Les oxydants sont des substances,généralement des radicaux libres, qui sont produits lors de certaines réactions chimiques du corps,comme par exemple la production d’énergie à partir des aliments,en présence d’oxygène. Cette production produit de l’énergie,mais aussi des déchets,comme les radicaux libres. Ces radicaux libres ont plusieurs actions néfastes dans l’organisme,car ils attaquent et dégradent les cellules. Ils s’en suit un vieillissement prématuré des cellules,mais aussi un catabolisme accéléré et un risque de maladies,comme la cataracte,l’infarctus ou certains cancers.
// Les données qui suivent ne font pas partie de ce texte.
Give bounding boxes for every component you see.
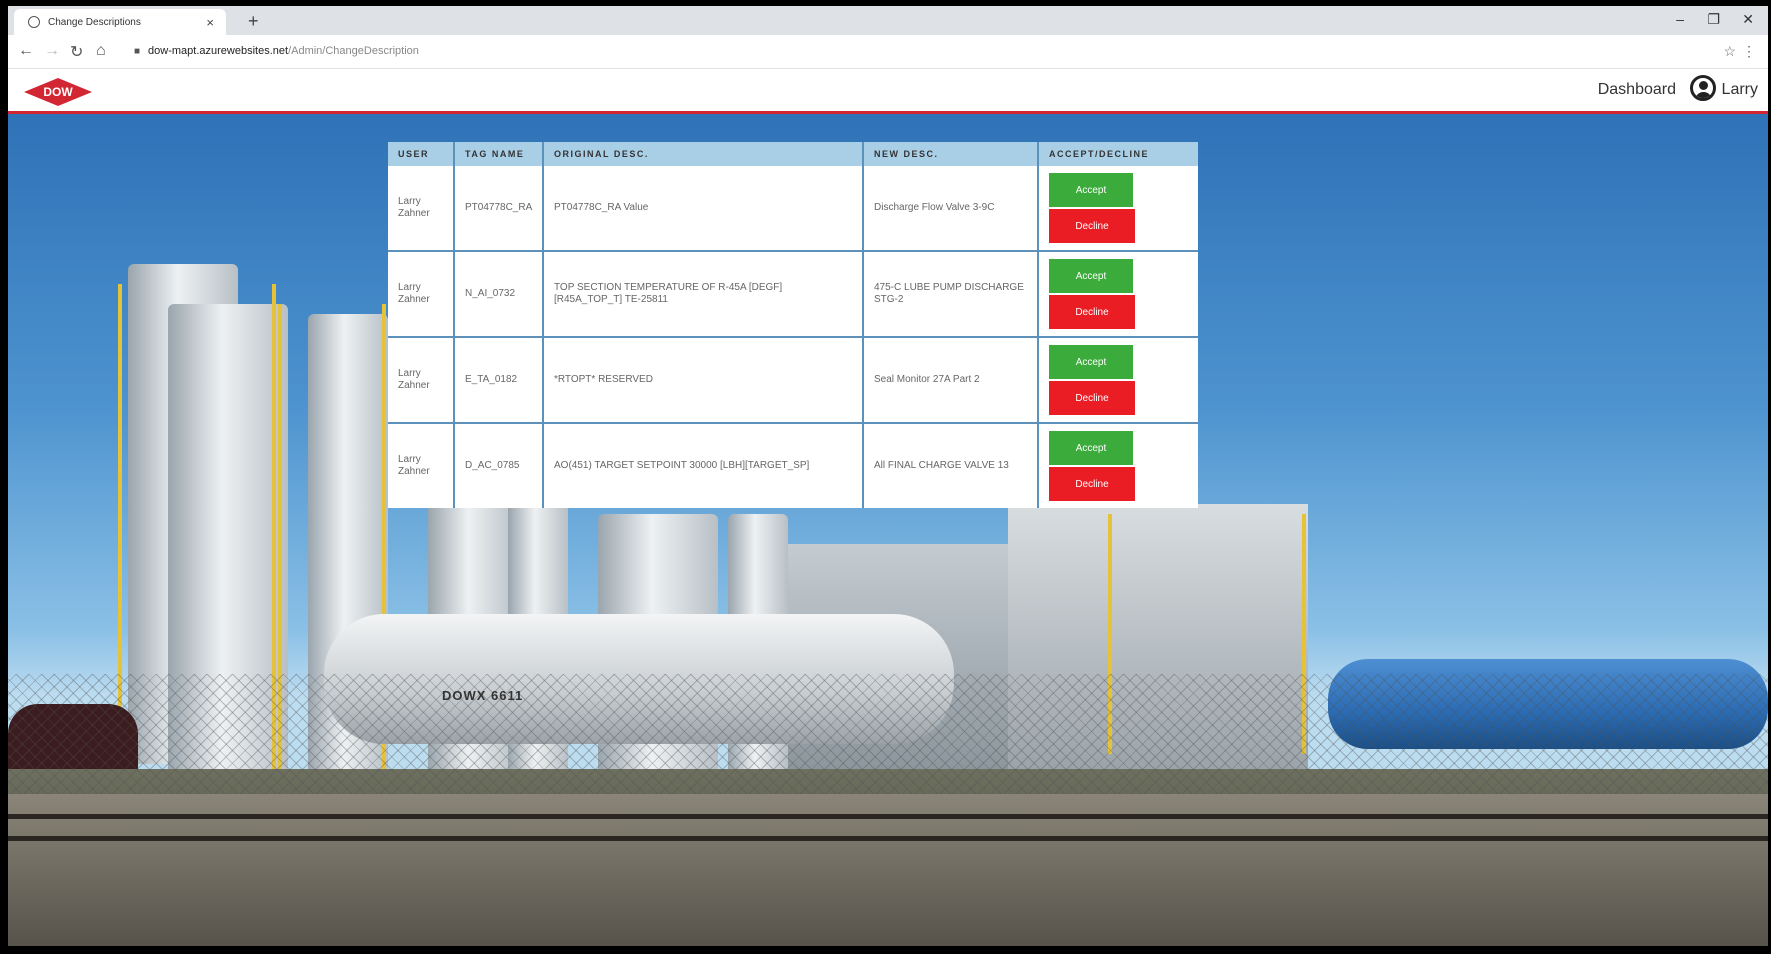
accept-button[interactable]: Accept xyxy=(1049,431,1133,465)
accept-button[interactable]: Accept xyxy=(1049,259,1133,293)
column-header-accept-decline: ACCEPT/DECLINE xyxy=(1038,142,1198,166)
tab-close-icon[interactable]: × xyxy=(206,15,214,30)
new-desc-cell: Discharge Flow Valve 3-9C xyxy=(863,166,1039,252)
home-icon[interactable]: ⌂ xyxy=(96,42,106,60)
original-desc-cell: PT04778C_RA Value xyxy=(543,166,864,252)
url-path: /Admin/ChangeDescription xyxy=(288,45,419,57)
address-bar: ← → ↻ ⌂ ■ dow-mapt.azurewebsites.net/Admi… xyxy=(8,35,1768,69)
minimize-icon[interactable]: – xyxy=(1676,11,1684,27)
decline-button[interactable]: Decline xyxy=(1049,381,1135,415)
tag-name-cell: E_TA_0182 xyxy=(454,337,544,424)
column-header-tag-name: TAG NAME xyxy=(454,142,544,166)
globe-icon xyxy=(28,16,40,28)
new-desc-cell: 475-C LUBE PUMP DISCHARGE STG-2 xyxy=(863,251,1039,338)
tab-bar: Change Descriptions × + – ❐ ✕ xyxy=(8,6,1768,35)
change-description-table: USER TAG NAME ORIGINAL DESC. NEW DESC. A… xyxy=(388,142,1198,508)
decline-button[interactable]: Decline xyxy=(1049,209,1135,243)
forward-icon[interactable]: → xyxy=(44,42,60,60)
user-cell: Larry Zahner xyxy=(388,337,455,424)
tag-name-cell: N_AI_0732 xyxy=(454,251,544,338)
new-desc-cell: All FINAL CHARGE VALVE 13 xyxy=(863,423,1039,508)
tag-name-cell: PT04778C_RA xyxy=(454,166,544,252)
url-host: dow-mapt.azurewebsites.net xyxy=(148,45,289,57)
svg-text:DOW: DOW xyxy=(43,85,73,99)
new-tab-button[interactable]: + xyxy=(248,11,259,32)
action-cell: Accept Decline xyxy=(1038,337,1198,424)
table-header-row: USER TAG NAME ORIGINAL DESC. NEW DESC. A… xyxy=(388,142,1198,166)
decline-button[interactable]: Decline xyxy=(1049,295,1135,329)
action-cell: Accept Decline xyxy=(1038,166,1198,252)
user-cell: Larry Zahner xyxy=(388,251,455,338)
browser-window: Change Descriptions × + – ❐ ✕ ← → ↻ ⌂ ■ d… xyxy=(8,6,1768,946)
table-row: Larry Zahner E_TA_0182 *RTOPT* RESERVED S… xyxy=(388,337,1198,424)
menu-icon[interactable]: ⋮ xyxy=(1742,43,1756,60)
window-close-icon[interactable]: ✕ xyxy=(1742,11,1754,28)
back-icon[interactable]: ← xyxy=(18,42,34,60)
user-name[interactable]: Larry xyxy=(1722,81,1758,99)
action-cell: Accept Decline xyxy=(1038,251,1198,338)
railcar-marking: DOWX 6611 xyxy=(442,688,524,703)
table-row: Larry Zahner N_AI_0732 TOP SECTION TEMPER… xyxy=(388,251,1198,338)
dow-logo[interactable]: DOW xyxy=(24,78,92,106)
restore-icon[interactable]: ❐ xyxy=(1707,11,1720,28)
user-avatar-icon[interactable] xyxy=(1690,75,1716,101)
table-row: Larry Zahner PT04778C_RA PT04778C_RA Valu… xyxy=(388,166,1198,252)
column-header-original-desc: ORIGINAL DESC. xyxy=(543,142,864,166)
tag-name-cell: D_AC_0785 xyxy=(454,423,544,508)
original-desc-cell: TOP SECTION TEMPERATURE OF R-45A [DEGF] … xyxy=(543,251,864,338)
user-cell: Larry Zahner xyxy=(388,423,455,508)
accept-button[interactable]: Accept xyxy=(1049,345,1133,379)
tab-title: Change Descriptions xyxy=(48,16,141,28)
reload-icon[interactable]: ↻ xyxy=(70,42,83,62)
app-header: DOW Dashboard Larry xyxy=(8,69,1768,114)
original-desc-cell: AO(451) TARGET SETPOINT 30000 [LBH][TARG… xyxy=(543,423,864,508)
user-cell: Larry Zahner xyxy=(388,166,455,252)
accept-button[interactable]: Accept xyxy=(1049,173,1133,207)
original-desc-cell: *RTOPT* RESERVED xyxy=(543,337,864,424)
column-header-user: USER xyxy=(388,142,455,166)
column-header-new-desc: NEW DESC. xyxy=(863,142,1039,166)
url-field[interactable]: ■ dow-mapt.azurewebsites.net/Admin/Change… xyxy=(134,45,419,57)
lock-icon: ■ xyxy=(134,46,141,57)
browser-tab[interactable]: Change Descriptions × xyxy=(14,9,226,35)
decline-button[interactable]: Decline xyxy=(1049,467,1135,501)
new-desc-cell: Seal Monitor 27A Part 2 xyxy=(863,337,1039,424)
dashboard-link[interactable]: Dashboard xyxy=(1598,81,1676,99)
action-cell: Accept Decline xyxy=(1038,423,1198,508)
bookmark-star-icon[interactable]: ☆ xyxy=(1723,43,1736,60)
table-row: Larry Zahner D_AC_0785 AO(451) TARGET SET… xyxy=(388,423,1198,508)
Le soja est un aliment riche en antioxydants, les célèbres isoflavones de soja. Les isoflavones sont des substances fortement antioxydantes, qu’on retrouve dans le soja, mais aussi dans certaines protéines de soja,surtout de la forme Isolat. En effet, l’Isolat de protéines de soja est produit de façon moins agressive que le concentré,ce qui permet de sauvegarder une grande partie des valeurs nutritives contenues dans la fève de soja,dont les isoflavones antioxydantes. A noter que ces isoflavones antioxydantes participent à l’effet anti-catabolique de la protéine de soja,donc à la sauvegarde du muscle pendant la séance de musculation. Mais aussi très proche d’une hormone féminine,les oestrogènes. Les isoflavones ont donc des propriétés oestrogèniques,qui peuvent apparaître lorsque la consommation de protéines de soja est importante. Cette propriété est plutôt intéressante,surtout pour les femmes ménopausées,car ils permettent de lutter contre les effets néfastes de la ménopause. Par contre,chez les hommes,cette effet oestrogènique n’est pas du tout bénéfique. En effet,une supplémentation de 30gr de protéines de soja pendant un mois fait chuter le taux de testostérone de quasiment 10% en un mois ! Hors, la testostérone est une hormone mâle,fortement anabolisante,et indispensable pour la prise de masse musculaire.

Les pratiquants de musculation ne doivent donc pas baisser ce taux,mais plutôt chercher à l’augmenter,car il est une des clefs de la progression et du développement des muscles. La protéine de soja est donc une protéine à consommer à modération chez les hommes.